Most IT operations are largely industry-agnostic. Weighting industry trading-history heavily is therefore a mistake in anything other than Applications Development, where an understanding of industry practice, process, value and risks has notable benefit. We shall come to cultural alignment later, this being significant.
Some smart people in Toyota postulated an approach many years ago called the “Five – Whys” to get to the root cause of a problem.4 The next time someone suggests to you that industry knowledge should be allocated 20% or so, ask them Why? and keep going. If it leads to you a factor such as security or quality of customer contact centre, declare delight and rate that instead. Your thinking is now clearer.
The Process
A recent client provided a good example of thoughtful selection. The customer’s team was knowledgeable and followed a sensible process with clear roles. The head of procurement stepped up to administering the process, dispassionate about the outcome but determined to see fair play. He called on the expert and the opinionated for their input, the result being an agreed briefing to vendors, selection factors and weighting. The stakeholders had a voice, knowing that their concerns had been sensibly accommodated in the requirement. The representatives performing roles such as site visits were briefed on what to look for.
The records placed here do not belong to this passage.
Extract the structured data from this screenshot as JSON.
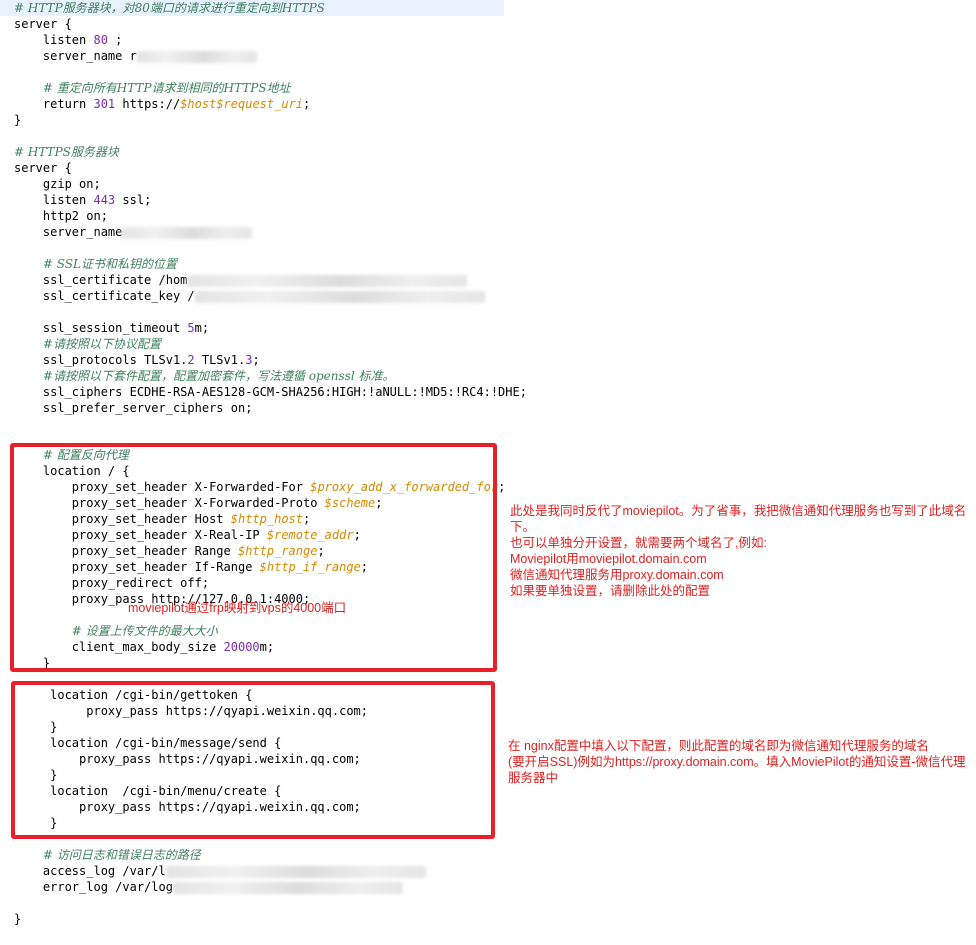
{
  "code_lines": [
    {
      "t": 0,
      "segs": [
        [
          "comment",
          "# HTTP服务器块，对80端口的请求进行重定向到HTTPS"
        ]
      ],
      "hl": true
    },
    {
      "t": 16,
      "segs": [
        [
          "text",
          "server {"
        ]
      ]
    },
    {
      "t": 32,
      "segs": [
        [
          "text",
          "    listen "
        ],
        [
          "num",
          "80"
        ],
        [
          "text",
          " ;"
        ]
      ]
    },
    {
      "t": 48,
      "segs": [
        [
          "text",
          "    server_name r"
        ],
        [
          "blur",
          "120"
        ]
      ]
    },
    {
      "t": 80,
      "segs": [
        [
          "text",
          "    "
        ],
        [
          "comment",
          "# 重定向所有HTTP请求到相同的HTTPS地址"
        ]
      ]
    },
    {
      "t": 96,
      "segs": [
        [
          "text",
          "    return "
        ],
        [
          "num",
          "301"
        ],
        [
          "text",
          " https://"
        ],
        [
          "var",
          "$host$request_uri"
        ],
        [
          "text",
          ";"
        ]
      ]
    },
    {
      "t": 112,
      "segs": [
        [
          "text",
          "}"
        ]
      ]
    },
    {
      "t": 144,
      "segs": [
        [
          "comment",
          "# HTTPS服务器块"
        ]
      ]
    },
    {
      "t": 160,
      "segs": [
        [
          "text",
          "server {"
        ]
      ]
    },
    {
      "t": 176,
      "segs": [
        [
          "text",
          "    gzip on;"
        ]
      ]
    },
    {
      "t": 192,
      "segs": [
        [
          "text",
          "    listen "
        ],
        [
          "num",
          "443"
        ],
        [
          "text",
          " ssl;"
        ]
      ]
    },
    {
      "t": 208,
      "segs": [
        [
          "text",
          "    http2 on;"
        ]
      ]
    },
    {
      "t": 224,
      "segs": [
        [
          "text",
          "    server_name"
        ],
        [
          "blur",
          "130"
        ]
      ]
    },
    {
      "t": 256,
      "segs": [
        [
          "text",
          "    "
        ],
        [
          "comment",
          "# SSL证书和私钥的位置"
        ]
      ]
    },
    {
      "t": 272,
      "segs": [
        [
          "text",
          "    ssl_certificate /hom"
        ],
        [
          "blur",
          "280"
        ]
      ]
    },
    {
      "t": 288,
      "segs": [
        [
          "text",
          "    ssl_certificate_key /"
        ],
        [
          "blur",
          "290"
        ]
      ]
    },
    {
      "t": 320,
      "segs": [
        [
          "text",
          "    ssl_session_timeout "
        ],
        [
          "num",
          "5"
        ],
        [
          "text",
          "m;"
        ]
      ]
    },
    {
      "t": 336,
      "segs": [
        [
          "text",
          "    "
        ],
        [
          "comment",
          "#请按照以下协议配置"
        ]
      ]
    },
    {
      "t": 352,
      "segs": [
        [
          "text",
          "    ssl_protocols TLSv1."
        ],
        [
          "num",
          "2"
        ],
        [
          "text",
          " TLSv1."
        ],
        [
          "num",
          "3"
        ],
        [
          "text",
          ";"
        ]
      ]
    },
    {
      "t": 368,
      "segs": [
        [
          "text",
          "    "
        ],
        [
          "comment",
          "#请按照以下套件配置，配置加密套件，写法遵循 openssl 标准。"
        ]
      ]
    },
    {
      "t": 384,
      "segs": [
        [
          "text",
          "    ssl_ciphers ECDHE-RSA-AES128-GCM-SHA256:HIGH:!aNULL:!MD5:!RC4:!DHE;"
        ]
      ]
    },
    {
      "t": 400,
      "segs": [
        [
          "text",
          "    ssl_prefer_server_ciphers on;"
        ]
      ]
    },
    {
      "t": 447,
      "segs": [
        [
          "text",
          "    "
        ],
        [
          "comment",
          "# 配置反向代理"
        ]
      ]
    },
    {
      "t": 463,
      "segs": [
        [
          "text",
          "    location / {"
        ]
      ]
    },
    {
      "t": 479,
      "segs": [
        [
          "text",
          "        proxy_set_header X-Forwarded-For "
        ],
        [
          "var",
          "$proxy_add_x_forwarded_for"
        ],
        [
          "text",
          ";"
        ]
      ]
    },
    {
      "t": 495,
      "segs": [
        [
          "text",
          "        proxy_set_header X-Forwarded-Proto "
        ],
        [
          "var",
          "$scheme"
        ],
        [
          "text",
          ";"
        ]
      ]
    },
    {
      "t": 511,
      "segs": [
        [
          "text",
          "        proxy_set_header Host "
        ],
        [
          "var",
          "$http_host"
        ],
        [
          "text",
          ";"
        ]
      ]
    },
    {
      "t": 527,
      "segs": [
        [
          "text",
          "        proxy_set_header X-Real-IP "
        ],
        [
          "var",
          "$remote_addr"
        ],
        [
          "text",
          ";"
        ]
      ]
    },
    {
      "t": 543,
      "segs": [
        [
          "text",
          "        proxy_set_header Range "
        ],
        [
          "var",
          "$http_range"
        ],
        [
          "text",
          ";"
        ]
      ]
    },
    {
      "t": 559,
      "segs": [
        [
          "text",
          "        proxy_set_header If-Range "
        ],
        [
          "var",
          "$http_if_range"
        ],
        [
          "text",
          ";"
        ]
      ]
    },
    {
      "t": 575,
      "segs": [
        [
          "text",
          "        proxy_redirect off;"
        ]
      ]
    },
    {
      "t": 591,
      "segs": [
        [
          "text",
          "        proxy_pass http://127.0.0.1:4000;"
        ]
      ]
    },
    {
      "t": 623,
      "segs": [
        [
          "text",
          "        "
        ],
        [
          "comment",
          "# 设置上传文件的最大大小"
        ]
      ]
    },
    {
      "t": 639,
      "segs": [
        [
          "text",
          "        client_max_body_size "
        ],
        [
          "num",
          "20000"
        ],
        [
          "text",
          "m;"
        ]
      ]
    },
    {
      "t": 655,
      "segs": [
        [
          "text",
          "    }"
        ]
      ]
    },
    {
      "t": 687,
      "segs": [
        [
          "text",
          "     location /cgi-bin/gettoken {"
        ]
      ]
    },
    {
      "t": 703,
      "segs": [
        [
          "text",
          "          proxy_pass https://qyapi.weixin.qq.com;"
        ]
      ]
    },
    {
      "t": 719,
      "segs": [
        [
          "text",
          "     }"
        ]
      ]
    },
    {
      "t": 735,
      "segs": [
        [
          "text",
          "     location /cgi-bin/message/send {"
        ]
      ]
    },
    {
      "t": 751,
      "segs": [
        [
          "text",
          "         proxy_pass https://qyapi.weixin.qq.com;"
        ]
      ]
    },
    {
      "t": 767,
      "segs": [
        [
          "text",
          "     }"
        ]
      ]
    },
    {
      "t": 783,
      "segs": [
        [
          "text",
          "     location  /cgi-bin/menu/create {"
        ]
      ]
    },
    {
      "t": 799,
      "segs": [
        [
          "text",
          "         proxy_pass https://qyapi.weixin.qq.com;"
        ]
      ]
    },
    {
      "t": 815,
      "segs": [
        [
          "text",
          "     }"
        ]
      ]
    },
    {
      "t": 847,
      "segs": [
        [
          "text",
          "    "
        ],
        [
          "comment",
          "# 访问日志和错误日志的路径"
        ]
      ]
    },
    {
      "t": 863,
      "segs": [
        [
          "text",
          "    access_log /var/l"
        ],
        [
          "blur",
          "260"
        ]
      ]
    },
    {
      "t": 879,
      "segs": [
        [
          "text",
          "    error_log /var/log"
        ],
        [
          "blur",
          "230"
        ]
      ]
    },
    {
      "t": 911,
      "segs": [
        [
          "text",
          "}"
        ]
      ]
    }
  ],
  "annotations": {
    "inline_note": "moviepilot通过frp映射到vps的4000端口",
    "proxy_note": [
      "此处是我同时反代了moviepilot。为了省事，我把微信通知代理服务也写到了此域名",
      "下。",
      "也可以单独分开设置，就需要两个域名了,例如:",
      "Moviepilot用moviepilot.domain.com",
      "微信通知代理服务用proxy.domain.com",
      "如果要单独设置，请删除此处的配置"
    ],
    "wechat_note": [
      "在 nginx配置中填入以下配置，则此配置的域名即为微信通知代理服务的域名",
      "(要开启SSL)例如为https://proxy.domain.com。填入MoviePilot的通知设置-微信代理",
      "服务器中"
    ]
  },
  "colors": {
    "comment": "#3f7f5f",
    "number": "#7b2bb2",
    "variable": "#d18b00",
    "annotation": "#e02020",
    "highlight_line": "#e8f2fe"
  }
}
The group carefully evaluated the prospective suppliers’ score on critical success factors.
Getting it all done on schedule, when the best people had full day-jobs to do at the same time was a challenge. The people concerned had the incentive of being a part of the selection or having a daft imposed on them.
What is Important?
Before defining criteria, there are some essential and difficult questions:
- What are the benefits we expected, what do we need to put in place to get them?
- What are the risks that we have to manage?
- What are the dependencies on / of other areas that imply critical success factors for the service in our environment?
- How do we arrange the interactions to capture the best value outcome for all?
If you thoroughly know the answers to these questions, you will be in a strong position to establish your selection criteria and weighting. You will also be able to justify your approach and decision.
Sweet Spots
Every supplier has a core set of services and situations in which it thrives. It can deviate a certain way outside this and still succeed. Push it too far, and it either needs to find a complementary partner to plug the gaps, or there is trouble.
In reality, every bidder is an alliance of suppliers in one form or another. A pure service supplier will call on others to supply software, hardware and tools. Most outsourcers are heavy users of outsourcing and partnering themselves. This is nothing to fear or be ashamed of in an industry that is all about “do what you do best.” Just make sure you know what you are getting and that it makes sense to you and for the supplier.
Multi-supplier service has become fashionable of late. Such trends are excellent as a prompt to challenge past practice and a terrible foundation for strategy. Fashion passes; clear thinking does not.
A while ago, when conducting an investigation into a failed service, a colleague noted that the distribution of service quality between the major suppliers was rather less than the distribution within each of the suppliers. Vendor brand counts for something, but it alone is not reliable. This is where the previously quoted research findings come into play, and the customer needs to construct effective governance to establish and maintain a good environment for the service. If you hoped that the use of outsourcing meant that you can entirely forget about the service and let it look after itself, I am sorry to disappoint.
Personality
In love and vendor selection, personality has a huge influence. We have already spoken of joint problem-solving. The challenge of “switcheroo” complicates evaluation. The team selling is quite unlikely to be the team that delivers to you, or at least not for long. When team-members change, it becomes difficult for a prospective customer to assess whether the staff they will to deal with can be trusted with their business. As a customer, are you behaving in a way that attracts the prospective customer’s best people or persuades them they will succeed better on another account?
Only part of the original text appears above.